Comparative study of the characteristics of photovoltaic models for an optimal choice in an energy application

Abstract

In terms of energy, the need to reduce greenhouse gas emissions requires the substitution of fossil fuels by renewable energies. However, the scientific community is making a great effort to simulate, design, manage and optimize the operation of photovoltaic systems. To this end, in the literature, several models of photovoltaic modules have been developed. The main objective of this paper is to compare the powers, voltages and currents at the maximum power points obtained with the three and four parameter one diode models of photovoltaic modules with those obtained with the five parameter model. The latter takes into account the series and shunt resistances of a photovoltaic module.
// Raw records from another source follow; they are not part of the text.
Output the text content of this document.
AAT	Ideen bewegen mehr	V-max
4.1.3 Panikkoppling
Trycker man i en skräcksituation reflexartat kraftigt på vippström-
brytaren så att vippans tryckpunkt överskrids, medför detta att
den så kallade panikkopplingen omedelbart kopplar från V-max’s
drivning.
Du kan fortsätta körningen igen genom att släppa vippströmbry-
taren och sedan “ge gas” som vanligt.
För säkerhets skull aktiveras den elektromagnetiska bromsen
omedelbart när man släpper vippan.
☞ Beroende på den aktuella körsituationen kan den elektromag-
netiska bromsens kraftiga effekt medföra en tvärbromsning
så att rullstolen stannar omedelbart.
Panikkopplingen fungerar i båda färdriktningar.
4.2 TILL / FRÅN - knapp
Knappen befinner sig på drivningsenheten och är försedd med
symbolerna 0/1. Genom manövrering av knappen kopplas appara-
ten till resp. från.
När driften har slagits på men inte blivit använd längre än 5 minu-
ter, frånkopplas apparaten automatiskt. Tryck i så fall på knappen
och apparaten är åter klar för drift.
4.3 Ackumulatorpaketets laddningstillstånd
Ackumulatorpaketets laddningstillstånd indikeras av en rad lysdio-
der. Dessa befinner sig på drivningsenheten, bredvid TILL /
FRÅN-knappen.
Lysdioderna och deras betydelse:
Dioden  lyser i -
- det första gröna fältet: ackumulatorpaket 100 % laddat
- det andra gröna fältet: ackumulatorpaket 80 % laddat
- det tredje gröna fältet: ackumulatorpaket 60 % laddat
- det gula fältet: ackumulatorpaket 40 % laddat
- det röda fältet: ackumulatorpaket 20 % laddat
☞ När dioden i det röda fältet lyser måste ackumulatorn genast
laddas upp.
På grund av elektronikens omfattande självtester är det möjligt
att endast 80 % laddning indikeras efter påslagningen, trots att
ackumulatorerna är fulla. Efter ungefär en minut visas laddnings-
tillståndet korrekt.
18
This work is part of an energy study of a photovoltaic module. The three models are implemented with data from the Photowatt PW2350F polycrystalline photovoltaic module data sheet and the “Matlab” numerical calculation tool by Newton Raphson's method. The current-voltage and power-voltage characteristics obtained are recorded for several photovoltaic cell temperatures and irradiations. These characteristics are made up of uniform graphs. A comparison of the roots of the RMSE and normalized NRMSE root mean square errors obtained with the three and four parameter models shows that the three and five parameter models have almost identical characteristics. Thus, for an energy application, the choice of the five parameter model instead of the three and four parameter models is recommended.